Kaptan-ı Derya Barbaros Hayrettin Paşa'nın Hatıraları M.Ertuğrul DÜZDAĞ'ın akıcı kaleminden çıkmış olan bir eser. Büyük bir hacime sahip olan kitabın dayandığı kaynak ise bizzat Barbaros Hayreddin Paşa'nın yanındaki gazilerden Muradi Reis'e yazdırdığı Gazavat-ı Hayreddin Paşa eseri. İnsan kitabı okurken kendisini o derece kaptırıyor ki o gemilerden birinde deryaya açılan leventlerden birisi olmak istiyor. Bir de hayıflanma oluyor ki o da çok haklı : Neden bizim bu kadar renkli bir tarihimiz ve kahramanlarımız varken bunlar insanlara sunulmaz. Yabancılar kıytırık tarihlerinden temcid pilavı gibi dönüp dönüp benzer filmler yapmalarına rağmen bizler hala yerimizde sayıyoruz. Halbuki bu güzelim kitap baz alınarak yapılacak seri filmler hem gençliğimize, hem de dünyaya Türk'ün şanlı tarihini anlatacaktır. Kitap da zaten buna oldukça elverişli bir şekilde kaleme alınmış. Ayrıntılara kadar inilen korsanlık maceraları Hollywood'un değme film senaryolarına taş çıkartacak cinsten. Okurken yeri geliyor insan Oruç Reis'in kolunun kesilmesine, daha sonra şehadet şerbetini içmesine, en büyük kardeşleri olan İshak'ın şehitliğine üzülürken, yeri de geliyor Hızır Reis'in yaptığı işler ile gülümsüyor.
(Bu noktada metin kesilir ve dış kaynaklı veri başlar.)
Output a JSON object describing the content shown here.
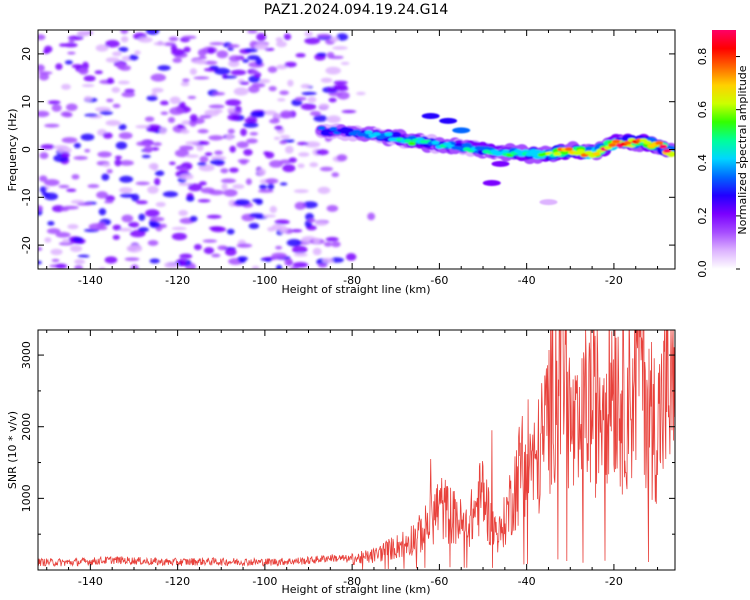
{
  "title": "PAZ1.2024.094.19.24.G14",
  "chart_data": [
    {
      "type": "heatmap",
      "xlabel": "Height of straight line (km)",
      "ylabel": "Frequency (Hz)",
      "xlim": [
        -152,
        -6
      ],
      "ylim": [
        -25,
        25
      ],
      "xticks": [
        -140,
        -120,
        -100,
        -80,
        -60,
        -40,
        -20
      ],
      "yticks": [
        -20,
        -10,
        0,
        10,
        20
      ],
      "colorbar": {
        "label": "Normalized spectral amplitude",
        "range": [
          0,
          0.9
        ],
        "ticks": [
          "0.0",
          "0.2",
          "0.4",
          "0.6",
          "0.8"
        ],
        "colormap": [
          "#ffffff",
          "#ddb3ff",
          "#a64dff",
          "#7a00ff",
          "#2200ff",
          "#0066ff",
          "#00d6ff",
          "#00ff99",
          "#33ff00",
          "#ccff00",
          "#ffd000",
          "#ff6600",
          "#ff0000",
          "#ff0066"
        ]
      },
      "ridge": {
        "x": [
          -87,
          -80,
          -75,
          -70,
          -65,
          -60,
          -55,
          -50,
          -45,
          -40,
          -35,
          -30,
          -25,
          -20,
          -15,
          -10,
          -6
        ],
        "frequency": [
          4,
          3.5,
          3,
          2.5,
          1.5,
          1,
          0.5,
          0,
          -0.5,
          -1,
          -1,
          0,
          -1,
          1.5,
          1.5,
          1,
          -1
        ],
        "amplitude": [
          0.3,
          0.35,
          0.4,
          0.45,
          0.5,
          0.45,
          0.4,
          0.45,
          0.5,
          0.5,
          0.55,
          0.8,
          0.75,
          0.85,
          0.7,
          0.8,
          0.85
        ]
      },
      "noise_region_x": [
        -152,
        -82
      ]
    },
    {
      "type": "line",
      "xlabel": "Height of straight line (km)",
      "ylabel": "SNR (10 * v/v)",
      "xlim": [
        -152,
        -6
      ],
      "ylim": [
        0,
        3350
      ],
      "xticks": [
        -140,
        -120,
        -100,
        -80,
        -60,
        -40,
        -20
      ],
      "yticks": [
        1000,
        2000,
        3000
      ],
      "series": [
        {
          "color": "#e8413b",
          "x": [
            -152,
            -145,
            -140,
            -135,
            -130,
            -125,
            -120,
            -115,
            -110,
            -105,
            -100,
            -95,
            -90,
            -85,
            -80,
            -75,
            -72,
            -70,
            -68,
            -66,
            -64,
            -62,
            -60,
            -58,
            -56,
            -54,
            -52,
            -50,
            -48,
            -46,
            -44,
            -42,
            -40,
            -38,
            -36,
            -34,
            -32,
            -30,
            -28,
            -26,
            -24,
            -22,
            -20,
            -18,
            -16,
            -14,
            -12,
            -10,
            -8,
            -6
          ],
          "y": [
            110,
            105,
            120,
            140,
            130,
            115,
            110,
            120,
            115,
            115,
            110,
            120,
            130,
            170,
            150,
            200,
            280,
            320,
            380,
            450,
            520,
            700,
            900,
            800,
            700,
            600,
            800,
            1100,
            600,
            500,
            900,
            1300,
            1700,
            1400,
            1900,
            2500,
            3300,
            2000,
            1700,
            2400,
            2200,
            2600,
            2800,
            2300,
            2500,
            3100,
            2200,
            2000,
            2500,
            2300
          ],
          "peaks": {
            "x": [
              -62,
              -56,
              -48,
              -41,
              -32,
              -14,
              -7
            ],
            "y": [
              1550,
              950,
              1950,
              2150,
              3350,
              3250,
              2750
            ]
          }
        }
      ]
    }
  ]
}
Hele de bunları anlatırkenki üslubu insanı mest ediyor. Mesela "O kadar kızdı ki kafir iken Yahudi oldu." tabiri, "Bir serçe sürüsüne bir şahin-i baz yetermiş." gibi darb-meseller kitabın okunmasını arttırıyor. Yer yer de kaleme alınmış beyitleri de es geçmemek gerek. Sonuç olarak ticaretten korsanlığa, oradan da kaptan-ı deryalığa uzanan yoldaki bir hayat hikayesini okumanızı tavsiye ederim.
02.05.2005

Milli Mücadele ve İstiklal şairimiz Mehmet Akif ERSOY'un yaşamından bir kesiti sunan Ertuğrul DÜZDAĞ kitabına Mehmet Akif'in Mısır Hayatı ve Kur'an Tefsiri ismini vermiş. Bu çalışmayı yaparken özellikle Eşref Edib'in eserinden faydalanan yazar kitabına Mehmet Akif'in daha önceki Mısır seyahatlerini anlatarak başlamış. Milli şairin Mısır'da çektiği sıkıntıları Eşref Edib'e yazdığı mektuplardan alıntılar yaparak aktaran yazar, Midhat Cemal KUNTAY ve Hasan Basri ÇANTAY'ın da kitapları ile TDV İslam Ansiklopedisinden de yararlanmış. Kitap Akif'in Mısır hayatı ve Kur'an mealinin ele alındığı İki bölüm halinde sunulmuş. İlk bölüme şairi Mısır'a sürükleyen olaylar bir bir işlenirken ikinci bölümde de mealin geçirdiği tüm safhalar şahitlerin ağız ve kitaplarından aktarılıyor. İnsan kitabı bitirince içinden bu duruma sebep olanlara karşı büyük bir öfke duyuyor. Böylesine değerli bir eserin, öyle alçakça düşünceler yüzünden yakılması kültürümüz açısından çok büyük bir kayıp olmuş. Meali baştan sona okuyan kişilerin bize bildirdiğine göre mükemmel olan şaheserin alevden dillerce talanması insanı derin tahassürlere sürüklüyor. Yine de yazarın vicdanının müsterih olması bizim tek tesellimiz olsa gerek.